Source: Water Environment Research Published:2022


Abstract

Municipal water resource recovery facilities (WRRFs) are important sources of antibiotic-resistant bacteria and genes (ARB and ARGs). In this study, antibiotic-resistant total heterotrophic bacteria (THBR) counts (CFU/ml) cultivated from influent, effluent of activated sludge process, and outflow of disinfection unit of an urban WRRF were investigated for the presence of 16, 32, 64, and 128 μg/ml of nine antibiotics. The isolates of Pseudomonas spp., Acinetobacter spp., and Escherichia coli obtained from effluent of activated sludge process were subjected for molecular identification by detecting the 16S rRNA gene sequences. Additionally, using the polymerase chain reaction method (PCR), the isolates were investigated for the presence of blaSHV, blaTEM, blaCTX-M, blaVIM, sul1, and qnrS genes. According to the results, the abundance of THBR counts was not significantly reduced by the biological treatment except for cefixime and sulfamethoxazole; it also increased for some antibiotics after disinfection unit. The average removal efficiency of THBR resistant to ciprofloxacin, sulfamethoxazole, and ceftazidime were 7.9 ± 1.7%, 41.8 ± 2.1%, and 14.4 ± 6.2%, respectively. Also, all the tested isolates were resistant to at least four antibiotics.
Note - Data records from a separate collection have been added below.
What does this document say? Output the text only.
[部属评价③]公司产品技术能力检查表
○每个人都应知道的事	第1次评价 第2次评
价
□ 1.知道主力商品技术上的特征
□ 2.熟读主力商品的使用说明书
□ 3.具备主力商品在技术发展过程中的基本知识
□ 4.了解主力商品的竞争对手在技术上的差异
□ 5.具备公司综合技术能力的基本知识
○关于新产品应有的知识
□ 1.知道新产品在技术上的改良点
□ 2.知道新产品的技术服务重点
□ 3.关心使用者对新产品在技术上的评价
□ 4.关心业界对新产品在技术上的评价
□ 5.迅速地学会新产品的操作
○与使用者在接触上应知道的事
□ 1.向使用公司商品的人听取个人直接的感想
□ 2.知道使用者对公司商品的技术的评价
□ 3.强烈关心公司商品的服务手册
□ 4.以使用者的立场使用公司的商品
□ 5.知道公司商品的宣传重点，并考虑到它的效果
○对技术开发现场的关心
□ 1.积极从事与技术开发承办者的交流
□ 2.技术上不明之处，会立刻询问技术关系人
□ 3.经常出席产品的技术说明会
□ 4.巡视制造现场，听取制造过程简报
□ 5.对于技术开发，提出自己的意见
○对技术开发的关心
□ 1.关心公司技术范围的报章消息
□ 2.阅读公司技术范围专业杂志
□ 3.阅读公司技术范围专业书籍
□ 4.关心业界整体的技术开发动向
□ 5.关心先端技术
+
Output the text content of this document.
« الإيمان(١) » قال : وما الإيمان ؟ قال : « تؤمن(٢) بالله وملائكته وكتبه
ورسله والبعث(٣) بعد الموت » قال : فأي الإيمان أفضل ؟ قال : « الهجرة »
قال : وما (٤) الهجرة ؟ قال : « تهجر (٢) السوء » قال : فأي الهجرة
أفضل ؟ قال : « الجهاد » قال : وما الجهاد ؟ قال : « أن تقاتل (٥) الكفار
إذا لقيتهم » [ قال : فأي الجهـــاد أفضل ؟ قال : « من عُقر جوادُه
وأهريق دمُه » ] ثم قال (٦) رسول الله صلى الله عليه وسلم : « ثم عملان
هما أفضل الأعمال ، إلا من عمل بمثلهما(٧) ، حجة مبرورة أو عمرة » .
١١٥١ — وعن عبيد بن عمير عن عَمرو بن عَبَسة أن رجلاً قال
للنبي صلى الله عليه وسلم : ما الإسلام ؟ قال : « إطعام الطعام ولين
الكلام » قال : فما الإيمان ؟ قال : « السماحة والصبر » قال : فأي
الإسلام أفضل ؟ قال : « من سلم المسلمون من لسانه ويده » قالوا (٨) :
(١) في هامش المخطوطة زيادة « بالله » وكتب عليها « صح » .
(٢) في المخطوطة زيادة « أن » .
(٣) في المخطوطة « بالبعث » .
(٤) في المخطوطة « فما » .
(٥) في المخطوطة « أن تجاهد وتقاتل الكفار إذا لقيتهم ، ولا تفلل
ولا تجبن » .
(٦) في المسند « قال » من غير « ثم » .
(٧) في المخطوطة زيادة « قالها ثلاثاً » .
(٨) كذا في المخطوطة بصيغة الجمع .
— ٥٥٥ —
For all antibiotics, the resistance ratio (THBR/THB) significantly increased in the effluent and after chlorination unit. Among 12 resistant isolates, blaTEM and sul1 genes were the most frequently detected ones involved in 92% and 83% of the isolates, respectively. Both blaTEM and sul1 genes were found in 100% of E. coli, and 83% and 67% of Pseudomonas spp. isolates, respectively. Further efforts are necessary to limit the transmission of ARB and ARGs from WRRFs into the environment and prevent human health threats. Practitioner Points: The ratio of resistance significantly increased after biological treatment. Up to 40% of heterotrophic bacteria in the effluent was antibiotic resistant. blaTEM and sul1 genes were more prevalent (92%) in all isolates of bacteria. Both blaTEM and sul1 genes were found in 100% of E. coli isolates. Pseudomonas spp. holds blaTEM and sul1 genes in 83% and 67% of isolates, respectively. © 2022 Water Environment Federation.